Semua berawal saat saya mendengar Grace Natalie mendirikan sebuah partai politik baru, Partai Solidaritas Indonesia. Saya tidak meragukan Grace, saya justru ingin tahu, apa yang membuat Grace tertarik berpolitik. Banyak hal yang kami perbincangkan, mulai dari politik itu sendiri, pengalaman yang masih muda di politik, sampai tentang hal yang amat penting bagi kami sekarang, menjadi seorang ibu serta keinginan untuk memberikan masa depan yang lebih baik bagi anak-anak kami dan seluruh anak Indonesia.

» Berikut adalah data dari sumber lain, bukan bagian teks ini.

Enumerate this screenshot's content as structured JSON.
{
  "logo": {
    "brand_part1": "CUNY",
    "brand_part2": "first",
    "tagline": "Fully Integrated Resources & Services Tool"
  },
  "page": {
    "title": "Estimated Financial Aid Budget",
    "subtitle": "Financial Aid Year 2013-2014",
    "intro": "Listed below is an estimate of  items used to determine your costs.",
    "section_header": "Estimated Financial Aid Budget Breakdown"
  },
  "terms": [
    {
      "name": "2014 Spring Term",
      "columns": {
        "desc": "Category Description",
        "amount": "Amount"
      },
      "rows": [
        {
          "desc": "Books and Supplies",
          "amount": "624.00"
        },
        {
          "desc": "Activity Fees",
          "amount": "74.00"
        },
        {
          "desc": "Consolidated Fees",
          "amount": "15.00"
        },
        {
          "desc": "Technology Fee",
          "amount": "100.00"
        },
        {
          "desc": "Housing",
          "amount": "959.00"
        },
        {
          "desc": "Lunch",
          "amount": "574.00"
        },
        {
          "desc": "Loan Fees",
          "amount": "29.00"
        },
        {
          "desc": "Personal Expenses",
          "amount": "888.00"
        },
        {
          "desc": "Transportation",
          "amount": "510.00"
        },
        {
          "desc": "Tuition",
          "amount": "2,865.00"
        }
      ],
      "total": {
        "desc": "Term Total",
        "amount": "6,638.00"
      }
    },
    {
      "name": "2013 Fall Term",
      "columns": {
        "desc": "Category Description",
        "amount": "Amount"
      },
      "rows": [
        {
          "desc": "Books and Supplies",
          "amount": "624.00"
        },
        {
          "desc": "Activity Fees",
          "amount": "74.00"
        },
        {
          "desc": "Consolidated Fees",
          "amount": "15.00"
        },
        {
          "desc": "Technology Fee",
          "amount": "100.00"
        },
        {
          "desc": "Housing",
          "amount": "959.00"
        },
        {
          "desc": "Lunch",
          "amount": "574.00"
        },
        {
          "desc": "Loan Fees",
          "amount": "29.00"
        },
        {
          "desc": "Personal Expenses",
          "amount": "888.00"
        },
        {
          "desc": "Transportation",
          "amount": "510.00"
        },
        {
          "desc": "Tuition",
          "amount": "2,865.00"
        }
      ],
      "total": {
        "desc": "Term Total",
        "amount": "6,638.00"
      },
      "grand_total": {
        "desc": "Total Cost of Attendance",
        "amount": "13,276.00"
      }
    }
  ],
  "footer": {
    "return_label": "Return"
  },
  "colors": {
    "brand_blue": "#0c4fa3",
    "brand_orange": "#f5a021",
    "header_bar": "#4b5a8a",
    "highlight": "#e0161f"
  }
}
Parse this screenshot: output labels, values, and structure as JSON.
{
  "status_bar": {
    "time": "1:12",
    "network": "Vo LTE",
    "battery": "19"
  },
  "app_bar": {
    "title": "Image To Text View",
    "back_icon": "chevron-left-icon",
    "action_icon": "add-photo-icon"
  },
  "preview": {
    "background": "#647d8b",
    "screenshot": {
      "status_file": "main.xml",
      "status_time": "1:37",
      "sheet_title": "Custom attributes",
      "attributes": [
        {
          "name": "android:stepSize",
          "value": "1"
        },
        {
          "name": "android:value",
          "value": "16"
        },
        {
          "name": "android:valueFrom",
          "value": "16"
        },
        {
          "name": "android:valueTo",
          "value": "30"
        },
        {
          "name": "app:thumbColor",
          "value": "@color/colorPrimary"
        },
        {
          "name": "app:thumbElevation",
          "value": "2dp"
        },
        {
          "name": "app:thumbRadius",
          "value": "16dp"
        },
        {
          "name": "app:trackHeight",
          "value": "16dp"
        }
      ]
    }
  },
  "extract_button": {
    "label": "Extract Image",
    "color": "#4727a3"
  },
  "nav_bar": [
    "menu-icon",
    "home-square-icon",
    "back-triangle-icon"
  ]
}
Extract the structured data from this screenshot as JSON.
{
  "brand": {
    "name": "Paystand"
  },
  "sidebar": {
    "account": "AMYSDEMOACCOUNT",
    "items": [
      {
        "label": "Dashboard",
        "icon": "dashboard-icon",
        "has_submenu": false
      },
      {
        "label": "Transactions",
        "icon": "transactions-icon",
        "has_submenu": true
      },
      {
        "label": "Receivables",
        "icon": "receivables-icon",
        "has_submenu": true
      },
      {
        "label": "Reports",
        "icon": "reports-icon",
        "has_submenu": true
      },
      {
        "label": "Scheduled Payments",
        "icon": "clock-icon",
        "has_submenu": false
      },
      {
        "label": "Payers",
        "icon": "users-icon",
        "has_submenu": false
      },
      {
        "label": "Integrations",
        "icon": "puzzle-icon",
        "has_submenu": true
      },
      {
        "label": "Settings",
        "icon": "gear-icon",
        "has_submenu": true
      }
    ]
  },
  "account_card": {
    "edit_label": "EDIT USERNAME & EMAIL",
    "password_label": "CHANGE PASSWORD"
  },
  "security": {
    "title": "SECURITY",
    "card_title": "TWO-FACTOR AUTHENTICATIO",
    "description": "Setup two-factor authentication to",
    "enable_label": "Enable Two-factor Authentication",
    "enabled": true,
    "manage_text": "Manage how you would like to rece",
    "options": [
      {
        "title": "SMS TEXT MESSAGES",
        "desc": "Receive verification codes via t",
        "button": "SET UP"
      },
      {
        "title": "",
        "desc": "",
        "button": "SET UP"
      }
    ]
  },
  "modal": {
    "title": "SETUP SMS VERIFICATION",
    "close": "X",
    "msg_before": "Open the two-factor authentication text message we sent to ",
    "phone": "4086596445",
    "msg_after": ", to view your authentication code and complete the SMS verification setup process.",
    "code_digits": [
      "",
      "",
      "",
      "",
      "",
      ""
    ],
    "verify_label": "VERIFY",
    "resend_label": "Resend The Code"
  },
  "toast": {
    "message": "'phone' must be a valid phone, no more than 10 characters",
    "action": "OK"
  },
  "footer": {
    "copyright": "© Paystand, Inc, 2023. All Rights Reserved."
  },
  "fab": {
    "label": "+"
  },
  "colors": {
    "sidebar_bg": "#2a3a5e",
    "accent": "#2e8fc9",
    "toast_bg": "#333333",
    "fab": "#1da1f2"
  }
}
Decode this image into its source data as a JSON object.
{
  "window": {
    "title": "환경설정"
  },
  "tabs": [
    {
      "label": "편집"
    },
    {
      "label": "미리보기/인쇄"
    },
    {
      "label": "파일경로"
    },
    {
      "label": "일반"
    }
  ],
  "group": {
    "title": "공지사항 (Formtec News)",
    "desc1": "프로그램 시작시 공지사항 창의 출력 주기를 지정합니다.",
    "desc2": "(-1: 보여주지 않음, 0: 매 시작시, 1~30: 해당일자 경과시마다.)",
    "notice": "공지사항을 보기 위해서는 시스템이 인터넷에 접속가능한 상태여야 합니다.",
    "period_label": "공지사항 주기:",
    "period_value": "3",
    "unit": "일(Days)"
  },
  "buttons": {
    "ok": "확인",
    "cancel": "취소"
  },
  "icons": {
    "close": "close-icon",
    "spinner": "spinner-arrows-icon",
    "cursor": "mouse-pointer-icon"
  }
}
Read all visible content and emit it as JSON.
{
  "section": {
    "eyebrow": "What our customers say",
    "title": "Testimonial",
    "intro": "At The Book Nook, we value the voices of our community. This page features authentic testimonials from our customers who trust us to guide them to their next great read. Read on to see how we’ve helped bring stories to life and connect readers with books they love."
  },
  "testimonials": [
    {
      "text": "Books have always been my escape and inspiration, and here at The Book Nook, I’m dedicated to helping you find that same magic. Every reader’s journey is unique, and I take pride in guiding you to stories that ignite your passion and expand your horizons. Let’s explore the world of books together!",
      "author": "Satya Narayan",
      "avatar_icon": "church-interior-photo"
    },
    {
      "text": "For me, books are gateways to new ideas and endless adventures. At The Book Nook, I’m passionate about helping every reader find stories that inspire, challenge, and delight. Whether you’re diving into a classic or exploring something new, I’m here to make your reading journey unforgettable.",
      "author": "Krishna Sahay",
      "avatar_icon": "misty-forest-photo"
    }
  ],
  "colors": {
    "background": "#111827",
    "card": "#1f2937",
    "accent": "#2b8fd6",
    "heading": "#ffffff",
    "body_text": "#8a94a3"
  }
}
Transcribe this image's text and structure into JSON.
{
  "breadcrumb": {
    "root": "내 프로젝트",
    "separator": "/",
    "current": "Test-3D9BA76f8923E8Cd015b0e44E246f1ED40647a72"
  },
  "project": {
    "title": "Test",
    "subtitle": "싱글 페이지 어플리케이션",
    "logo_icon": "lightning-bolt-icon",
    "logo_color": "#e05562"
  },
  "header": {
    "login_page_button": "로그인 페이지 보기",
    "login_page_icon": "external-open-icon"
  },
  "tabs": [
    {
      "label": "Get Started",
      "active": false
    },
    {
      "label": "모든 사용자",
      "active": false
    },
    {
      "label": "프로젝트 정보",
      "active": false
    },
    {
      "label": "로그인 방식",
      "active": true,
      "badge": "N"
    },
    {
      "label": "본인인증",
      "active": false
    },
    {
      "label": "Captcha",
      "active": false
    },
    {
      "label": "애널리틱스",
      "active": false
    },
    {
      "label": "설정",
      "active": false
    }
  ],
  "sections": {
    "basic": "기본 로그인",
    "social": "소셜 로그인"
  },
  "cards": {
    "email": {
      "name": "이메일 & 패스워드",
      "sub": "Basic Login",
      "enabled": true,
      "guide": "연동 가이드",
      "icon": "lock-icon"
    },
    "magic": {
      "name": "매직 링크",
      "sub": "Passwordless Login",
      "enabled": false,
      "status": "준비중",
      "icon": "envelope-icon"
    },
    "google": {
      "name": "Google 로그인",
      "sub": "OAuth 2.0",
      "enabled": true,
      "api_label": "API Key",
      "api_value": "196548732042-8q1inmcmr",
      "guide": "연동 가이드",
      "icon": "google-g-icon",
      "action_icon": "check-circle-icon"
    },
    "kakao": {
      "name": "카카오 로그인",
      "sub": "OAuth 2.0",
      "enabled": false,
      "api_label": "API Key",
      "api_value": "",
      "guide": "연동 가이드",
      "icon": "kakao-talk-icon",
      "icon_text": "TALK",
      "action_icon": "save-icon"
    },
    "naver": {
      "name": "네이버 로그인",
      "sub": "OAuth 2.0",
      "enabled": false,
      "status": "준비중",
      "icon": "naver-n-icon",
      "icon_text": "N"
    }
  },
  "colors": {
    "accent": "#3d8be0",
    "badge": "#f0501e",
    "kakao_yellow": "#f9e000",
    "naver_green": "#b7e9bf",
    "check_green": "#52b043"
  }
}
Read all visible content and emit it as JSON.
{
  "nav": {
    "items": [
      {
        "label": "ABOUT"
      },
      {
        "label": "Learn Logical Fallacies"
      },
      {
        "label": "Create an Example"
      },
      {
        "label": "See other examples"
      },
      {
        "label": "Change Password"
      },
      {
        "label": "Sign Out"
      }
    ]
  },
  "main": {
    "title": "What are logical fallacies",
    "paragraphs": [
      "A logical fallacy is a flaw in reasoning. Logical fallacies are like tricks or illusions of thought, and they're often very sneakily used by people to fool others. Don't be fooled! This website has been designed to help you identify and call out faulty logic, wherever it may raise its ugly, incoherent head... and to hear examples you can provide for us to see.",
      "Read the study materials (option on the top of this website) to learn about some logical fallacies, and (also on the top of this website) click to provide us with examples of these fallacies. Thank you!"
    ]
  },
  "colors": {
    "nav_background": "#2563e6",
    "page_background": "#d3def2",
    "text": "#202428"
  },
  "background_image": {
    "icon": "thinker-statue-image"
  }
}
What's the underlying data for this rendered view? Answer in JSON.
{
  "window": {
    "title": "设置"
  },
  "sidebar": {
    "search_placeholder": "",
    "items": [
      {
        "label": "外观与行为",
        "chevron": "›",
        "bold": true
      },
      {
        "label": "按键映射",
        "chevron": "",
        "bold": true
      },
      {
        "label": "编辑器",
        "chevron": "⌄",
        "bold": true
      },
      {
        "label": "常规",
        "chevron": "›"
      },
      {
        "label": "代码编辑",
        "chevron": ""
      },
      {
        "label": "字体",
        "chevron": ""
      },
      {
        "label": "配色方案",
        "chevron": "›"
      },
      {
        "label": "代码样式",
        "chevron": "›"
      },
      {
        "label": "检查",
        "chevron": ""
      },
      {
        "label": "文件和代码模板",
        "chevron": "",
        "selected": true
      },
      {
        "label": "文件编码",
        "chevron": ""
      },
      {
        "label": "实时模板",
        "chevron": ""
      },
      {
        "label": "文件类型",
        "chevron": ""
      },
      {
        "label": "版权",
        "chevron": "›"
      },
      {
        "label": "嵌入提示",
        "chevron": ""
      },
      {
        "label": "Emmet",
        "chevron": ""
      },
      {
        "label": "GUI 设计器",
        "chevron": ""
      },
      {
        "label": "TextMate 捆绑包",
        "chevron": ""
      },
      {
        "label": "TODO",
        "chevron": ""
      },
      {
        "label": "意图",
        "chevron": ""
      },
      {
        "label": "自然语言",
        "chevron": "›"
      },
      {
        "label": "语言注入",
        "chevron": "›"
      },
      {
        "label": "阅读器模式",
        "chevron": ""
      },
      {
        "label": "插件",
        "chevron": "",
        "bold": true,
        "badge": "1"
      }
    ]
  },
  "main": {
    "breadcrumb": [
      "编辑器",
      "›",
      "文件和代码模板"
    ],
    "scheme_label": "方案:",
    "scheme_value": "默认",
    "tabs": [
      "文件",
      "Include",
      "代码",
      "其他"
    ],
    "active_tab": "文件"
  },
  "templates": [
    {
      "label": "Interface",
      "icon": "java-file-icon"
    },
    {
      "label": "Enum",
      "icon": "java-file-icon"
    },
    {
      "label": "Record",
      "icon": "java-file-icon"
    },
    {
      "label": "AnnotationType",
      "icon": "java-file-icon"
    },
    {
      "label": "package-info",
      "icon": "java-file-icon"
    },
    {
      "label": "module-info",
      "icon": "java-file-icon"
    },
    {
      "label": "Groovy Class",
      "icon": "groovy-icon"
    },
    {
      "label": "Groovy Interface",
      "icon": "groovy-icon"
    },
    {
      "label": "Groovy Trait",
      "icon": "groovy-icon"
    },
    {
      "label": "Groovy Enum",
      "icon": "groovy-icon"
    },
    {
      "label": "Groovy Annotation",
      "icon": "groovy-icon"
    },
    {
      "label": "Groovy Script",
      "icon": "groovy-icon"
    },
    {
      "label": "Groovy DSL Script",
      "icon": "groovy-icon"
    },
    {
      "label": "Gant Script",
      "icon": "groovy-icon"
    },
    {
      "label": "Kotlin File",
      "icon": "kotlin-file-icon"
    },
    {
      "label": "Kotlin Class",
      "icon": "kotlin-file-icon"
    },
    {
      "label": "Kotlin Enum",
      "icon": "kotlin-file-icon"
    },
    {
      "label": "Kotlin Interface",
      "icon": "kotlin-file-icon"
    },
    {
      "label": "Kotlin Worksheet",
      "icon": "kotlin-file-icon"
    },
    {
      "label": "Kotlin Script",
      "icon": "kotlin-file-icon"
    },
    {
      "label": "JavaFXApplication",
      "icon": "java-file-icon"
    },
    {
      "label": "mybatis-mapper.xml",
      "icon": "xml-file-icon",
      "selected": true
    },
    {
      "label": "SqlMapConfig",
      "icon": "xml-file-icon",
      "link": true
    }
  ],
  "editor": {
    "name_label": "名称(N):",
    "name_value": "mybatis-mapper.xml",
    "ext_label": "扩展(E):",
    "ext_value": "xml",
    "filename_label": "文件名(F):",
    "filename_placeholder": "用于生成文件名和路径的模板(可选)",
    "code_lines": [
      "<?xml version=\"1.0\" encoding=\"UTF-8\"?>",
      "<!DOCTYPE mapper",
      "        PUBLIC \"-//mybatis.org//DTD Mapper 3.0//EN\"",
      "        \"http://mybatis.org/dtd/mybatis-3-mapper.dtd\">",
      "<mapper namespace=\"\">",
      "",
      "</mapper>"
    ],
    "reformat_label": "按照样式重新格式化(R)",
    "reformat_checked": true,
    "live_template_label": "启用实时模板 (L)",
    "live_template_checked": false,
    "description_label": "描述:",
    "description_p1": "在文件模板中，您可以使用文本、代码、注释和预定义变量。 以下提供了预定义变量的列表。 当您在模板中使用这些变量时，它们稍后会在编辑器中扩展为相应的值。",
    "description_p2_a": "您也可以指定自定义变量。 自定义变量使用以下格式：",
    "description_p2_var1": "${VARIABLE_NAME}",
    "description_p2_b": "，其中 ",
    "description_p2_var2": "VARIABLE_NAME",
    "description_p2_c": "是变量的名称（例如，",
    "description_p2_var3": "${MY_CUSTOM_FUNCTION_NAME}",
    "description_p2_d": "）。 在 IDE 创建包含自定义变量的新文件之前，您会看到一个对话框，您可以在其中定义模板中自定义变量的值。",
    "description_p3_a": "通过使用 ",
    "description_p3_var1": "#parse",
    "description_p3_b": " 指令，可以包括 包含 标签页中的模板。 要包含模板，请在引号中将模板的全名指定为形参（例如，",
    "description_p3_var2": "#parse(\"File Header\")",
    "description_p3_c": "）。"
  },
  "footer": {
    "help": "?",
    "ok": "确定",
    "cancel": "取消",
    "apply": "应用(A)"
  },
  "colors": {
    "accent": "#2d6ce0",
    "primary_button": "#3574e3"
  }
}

Ibarat rundown yang bisa berubah, demikian pula rundown hidup saya. Bukan karena saya menganggap politisi lebih mulia dan lebih baik dari menjadi jurnalis. Tapi karena saya melihat bahwa Grace membutuhkan lebih banyak sahabat yang baik di sekitarnya. Pekerjaan dan cita-cita Grace terlalu besar untuk ia jalani sendiri.

Senior, sahabat dan masyarakat Indonesia yang saya cintai,
Layaknya rundown, ada opening atau pembuka, ada pula closing atau penutup. Surat terbuka ini adalah segmen terakhir dalam rundown hidup saya sebagai jurnalis televisi, yang saya persembahkan sebagai rasa hormat kepada seluruh insan media yang telah memberi saya banyak pengalaman, pelajaran dan bahkan membentuk diri saya hingga saat ini. Sungguh sebuah kehormatan besar pernah menjadi bagian jurnalisme Indonesia yang selalu berusaha membela demokrasi dan kemanusiaan. Sekali lagi, ini bukan keputusan yang mudah, sama tidak mudahnya dengan rundown baru yang telah menunggu saya pada hari-hari mendatang.

Di penutup segmen terakhir ini, saya mohon maaf sebesar-besarnya, jika pernah terselip kesalahan maupun kekhilafan, sungguh kesalahan itu adalah juga bekal saya yang sangat berharga di tugas berikutnya.